The Palestinian Authority move for recognition at the UN is designed to shake up the status quo. Proposals that change nothing just won't cut it.
Cairo
Well, it's done. Palestinian Authority President Mahmoud Abbas made his grand gesture at the United Nations last week.
His application for full membership in the UN of a Palestinian state on the borders that prevailed before the 1967 Arab-Israeli war is already resetting the terms for negotiation.
The UN Security Council is meeting to discuss the application today, but an actual vote will probably be delayed for weeks. In the interim, frantic lobbying and diplomacy is under way to somehow convince Mr. Abbas – whose move seems wildly popular in the West Bank – to back away and open a new round of talks with Israel instead.
But if the carrots amount to nothing more than what was offered by the so-called Quartet – the US, UN, European Union, and Russia – last week, it's hard to imagine Abbas shifting course.

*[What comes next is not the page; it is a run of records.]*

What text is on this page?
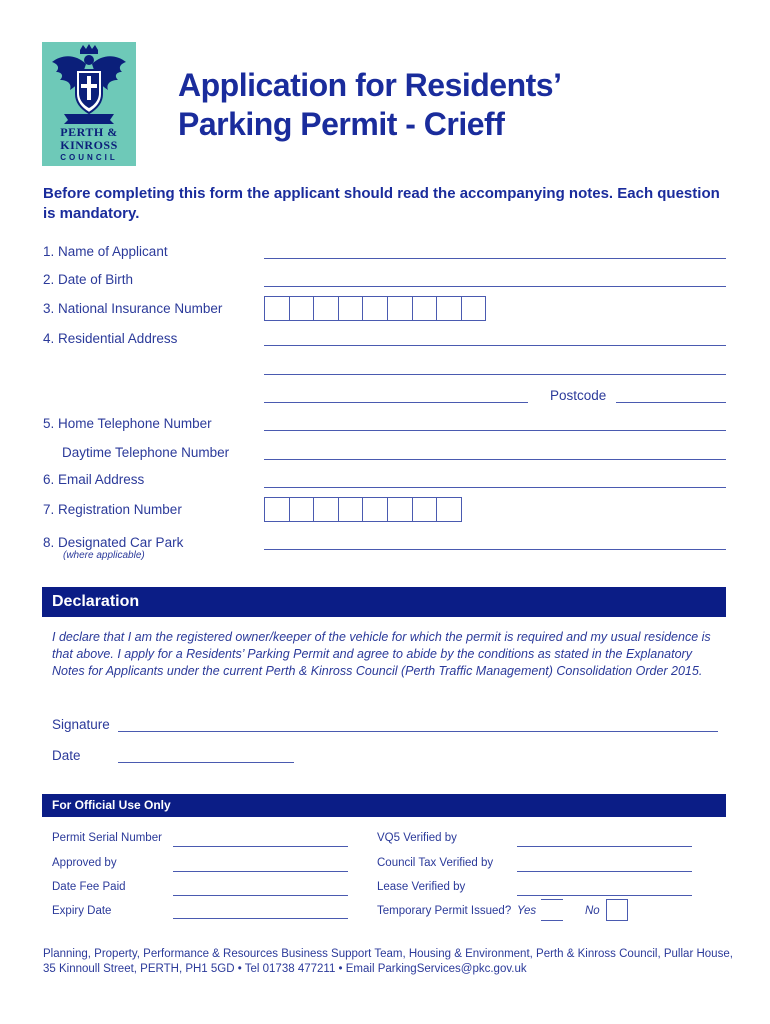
PERTH &
KINROSS
COUNCIL
Application for Residents’
Parking Permit - Crieff
Before completing this form the applicant should read the accompanying notes. Each question is mandatory.
1. Name of Applicant
2. Date of Birth
3. National Insurance Number
4. Residential Address
Postcode
5. Home Telephone Number
Daytime Telephone Number
6. Email Address
7. Registration Number
8. Designated Car Park
(where applicable)
Declaration
I declare that I am the registered owner/keeper of the vehicle for which the permit is required and my usual residence is that above. I apply for a Residents’ Parking Permit and agree to abide by the conditions as stated in the Explanatory Notes for Applicants under the current Perth & Kinross Council (Perth Traffic Management) Consolidation Order 2015.
Signature
Date
For Official Use Only
Permit Serial Number
Approved by
Date Fee Paid
Expiry Date
VQ5 Verified by
Council Tax Verified by
Lease Verified by
Temporary Permit Issued? Yes	No
Planning, Property, Performance & Resources Business Support Team, Housing & Environment, Perth & Kinross Council, Pullar House,
35 Kinnoull Street, PERTH, PH1 5GD • Tel 01738 477211 • Email ParkingServices@pkc.gov.uk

After years of eroding legitimacy (PA elections scheduled for 2009 were canceled because of the rift with Hamas, which controls Gaza) and the failure of negotiations to deliver a state or stop the expansion of settlements, Abbas was seen as weak and tired by his own people. For the moment, at least, his popularity has surged again thanks to his symbolic – but nevertheless powerful – move at the UN.